How smartphones, family dinners, and admitting you don’t know everything can help you connect.
THE YOUNG BOY with spiky blond hair lies in bed wearing football pajamas and staring at the miniature solar system hanging from his ceiling. His bearded father lies beside him, fielding a few questions before turning out the lights.
“How far away is Mars?” the boy asks.
“Well, it’s 141 million miles from the sun,” the father replies soothingly, “so, pretty far.”
“Why is it red?” the boy continues, keeping his eyes fixed on the fourth planet dangling from the ceiling.
“Because its surface is made of iron oxide.”
“Why do they call it Mars?”
“Well, it was named after the Roman god of war.”
The boy flashes a slight, admiring smile. “You’re so smart, Dad.”
Then the camera pulls back to show something that had been out of view: the slim tablet computer resting on the dad’s outer thigh. Slyly, he taps it to bring up the next Google results page before asking his son, “Did I ever tell you about Jupiter?”
This 30-second spot for the Google Search app delivers a warm feeling of parental engagement and confidence?—?if not candor. But it masks an intriguing question. In this mobile era, when the answer to nearly every question lies a few taps away, just what are we as parents supposed to know?
My mother likes to tell the story of how her father?—?an exacting, self-educated trolley driver for the T?—?would regularly interrupt mealtimes by pointing to the large map hanging in their kitchen and expecting her to recall the name of a certain mountain rising above Montana or some river cutting through Tennessee. He had committed all the answers to memory the old-fashioned way. I can only imagine the disgust he would have felt for that bearded father trying to play sage while surreptitiously tapping the tablet at his thigh.
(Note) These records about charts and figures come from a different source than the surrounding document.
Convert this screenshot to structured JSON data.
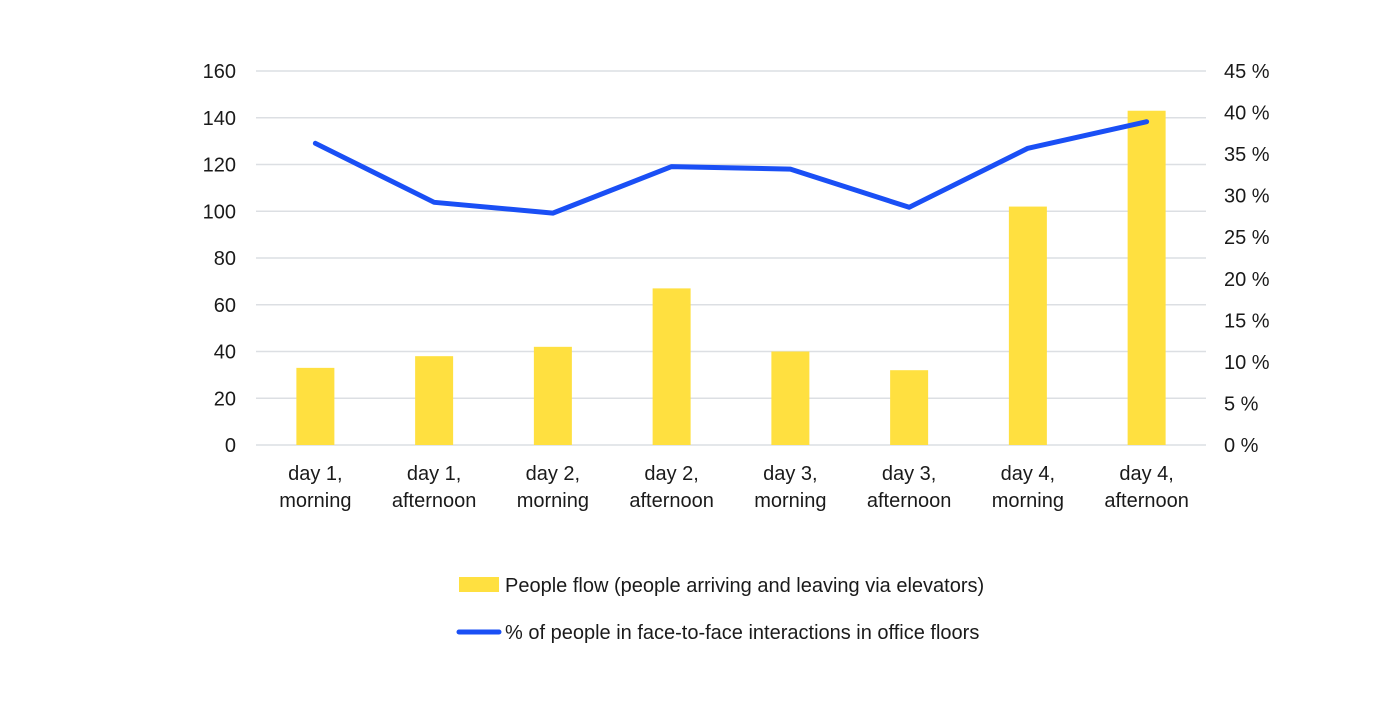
{
  "chart_data": {
    "type": "bar+line",
    "categories": [
      [
        "day 1,",
        "morning"
      ],
      [
        "day 1,",
        "afternoon"
      ],
      [
        "day 2,",
        "morning"
      ],
      [
        "day 2,",
        "afternoon"
      ],
      [
        "day 3,",
        "morning"
      ],
      [
        "day 3,",
        "afternoon"
      ],
      [
        "day 4,",
        "morning"
      ],
      [
        "day 4,",
        "afternoon"
      ]
    ],
    "series": [
      {
        "name": "People flow (people arriving and leaving via elevators)",
        "type": "bar",
        "axis": "left",
        "color": "#FFE040",
        "values": [
          33,
          38,
          42,
          67,
          40,
          32,
          102,
          143
        ]
      },
      {
        "name": "% of people in face-to-face interactions in office floors",
        "type": "line",
        "axis": "right",
        "color": "#1A4FF5",
        "values": [
          36.3,
          29.2,
          27.9,
          33.5,
          33.2,
          28.6,
          35.7,
          38.9
        ]
      }
    ],
    "ylim": [
      0,
      160
    ],
    "yticks": [
      0,
      20,
      40,
      60,
      80,
      100,
      120,
      140,
      160
    ],
    "y2lim": [
      0,
      45
    ],
    "y2ticks": [
      "0 %",
      "5 %",
      "10 %",
      "15 %",
      "20 %",
      "25 %",
      "30 %",
      "35 %",
      "40 %",
      "45 %"
    ],
    "grid": true,
    "legend": "bottom"
  }
}
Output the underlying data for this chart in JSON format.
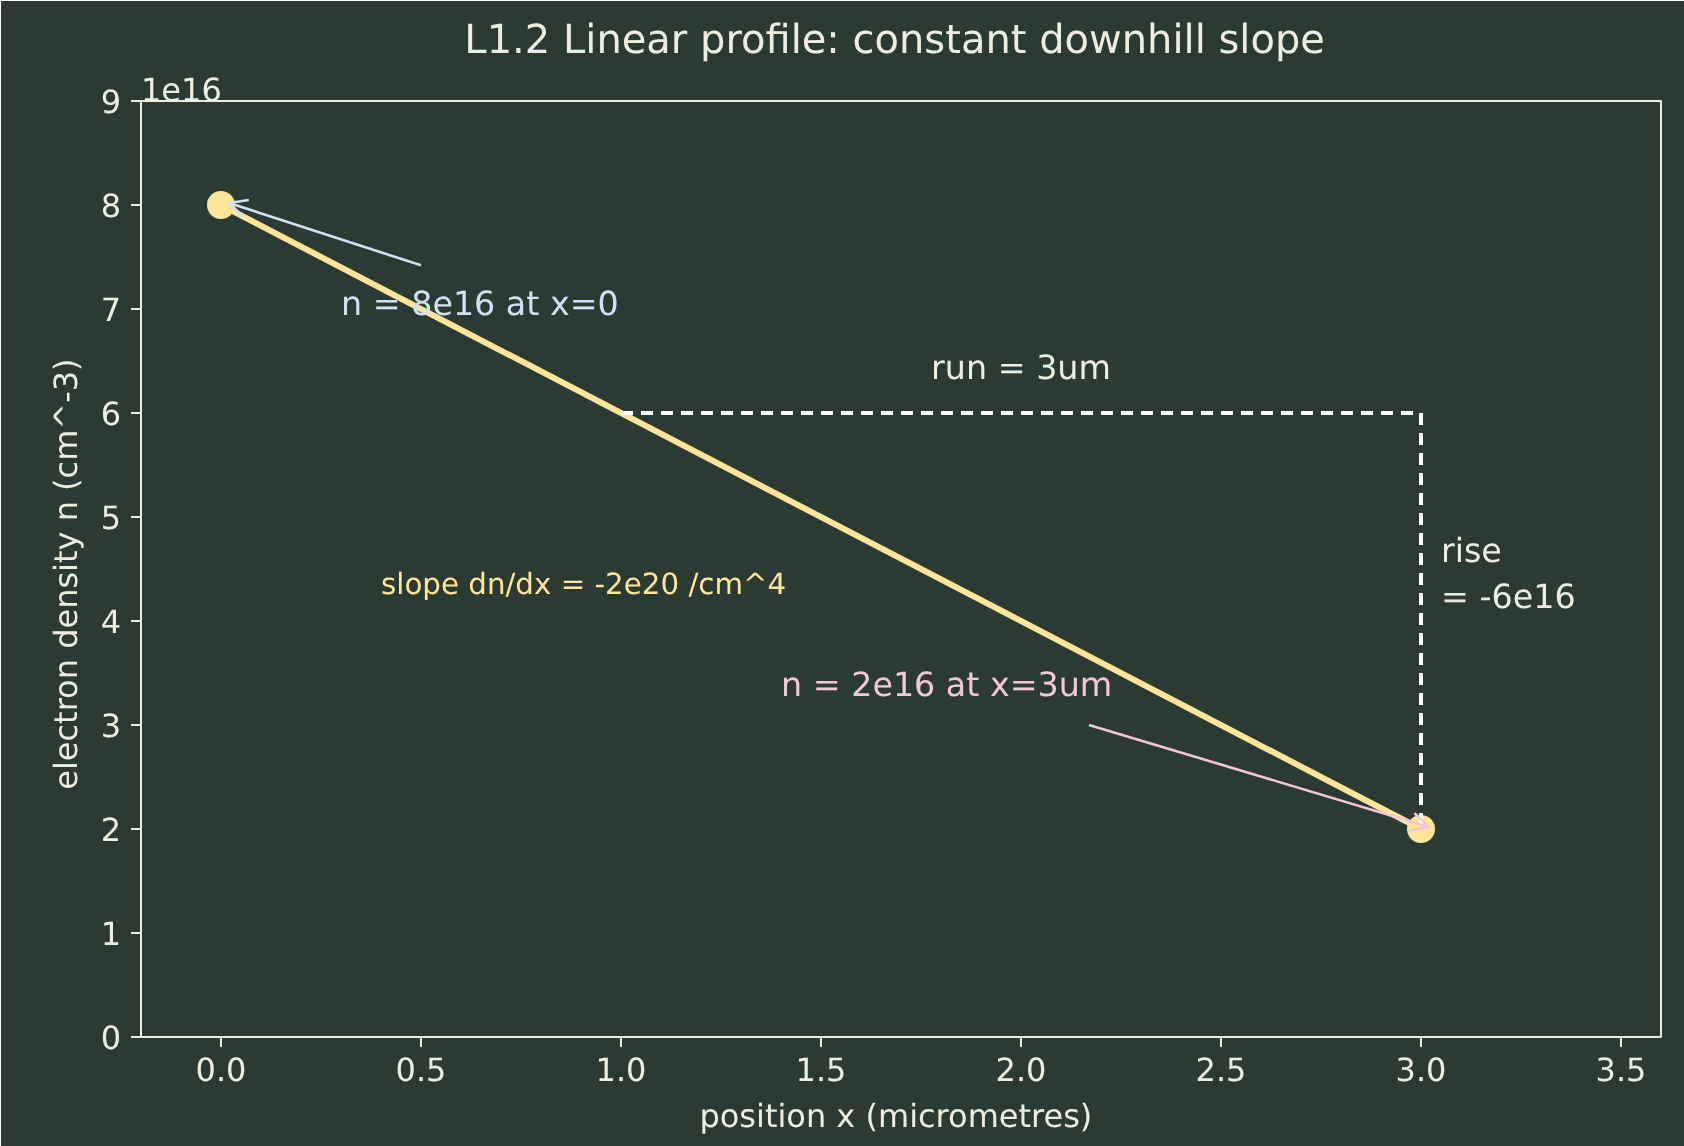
{
  "chart_data": {
    "type": "line",
    "title": "L1.2  Linear profile: constant downhill slope",
    "xlabel": "position x  (micrometres)",
    "ylabel": "electron density n  (cm^-3)",
    "xlim": [
      -0.2,
      3.6
    ],
    "ylim": [
      0,
      9
    ],
    "xticks": [
      {
        "value": 0,
        "label": "0.0"
      },
      {
        "value": 0.5,
        "label": "0.5"
      },
      {
        "value": 1,
        "label": "1.0"
      },
      {
        "value": 1.5,
        "label": "1.5"
      },
      {
        "value": 2,
        "label": "2.0"
      },
      {
        "value": 2.5,
        "label": "2.5"
      },
      {
        "value": 3,
        "label": "3.0"
      },
      {
        "value": 3.5,
        "label": "3.5"
      }
    ],
    "yticks": [
      0,
      1,
      2,
      3,
      4,
      5,
      6,
      7,
      8,
      9
    ],
    "grid": false,
    "series": [
      {
        "color": "#ffe599",
        "x": [
          0,
          3
        ],
        "values": [
          8,
          2
        ],
        "marker": "circle",
        "line_style": "solid"
      },
      {
        "color": "#ffffff",
        "x": [
          1,
          3,
          3
        ],
        "values": [
          6,
          6,
          2
        ],
        "marker": "none",
        "line_style": "dashed"
      }
    ],
    "annotations": [
      {
        "text": "n = 8e16 at x=0",
        "x": 0,
        "y": 8
      },
      {
        "text": "n = 2e16 at x=3um",
        "x": 3,
        "y": 2
      },
      {
        "text": "run = 3um",
        "x": 2,
        "y": 6
      },
      {
        "text": "rise\n= -6e16",
        "x": 3,
        "y": 4
      },
      {
        "text": "slope dn/dx = -2e20 /cm^4",
        "x": 1.5,
        "y": 5
      },
      "1e16"
    ]
  }
}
Times, of course, have changed radically since my mother was a kid in the middle of the last century. They’ve even changed considerably since the oldest of my three children was just getting going at the start of this century, when finding an answer still involved padding over to our den to call up Google on the desktop. Now even my youngest daughter, who’s in the second grade, can fact-check anything I say with a swipe on my iPhone.
Will this instant access to all manner of information end up clarifying our role as parents, freeing us from having to supply lots of facts and allowing us to focus on providing wisdom? Or, because our kids are far more adept at tapping and swiping than we are, will it chip away at our sense of parental authority? In other words, will it make us lighter, or simply lightweights?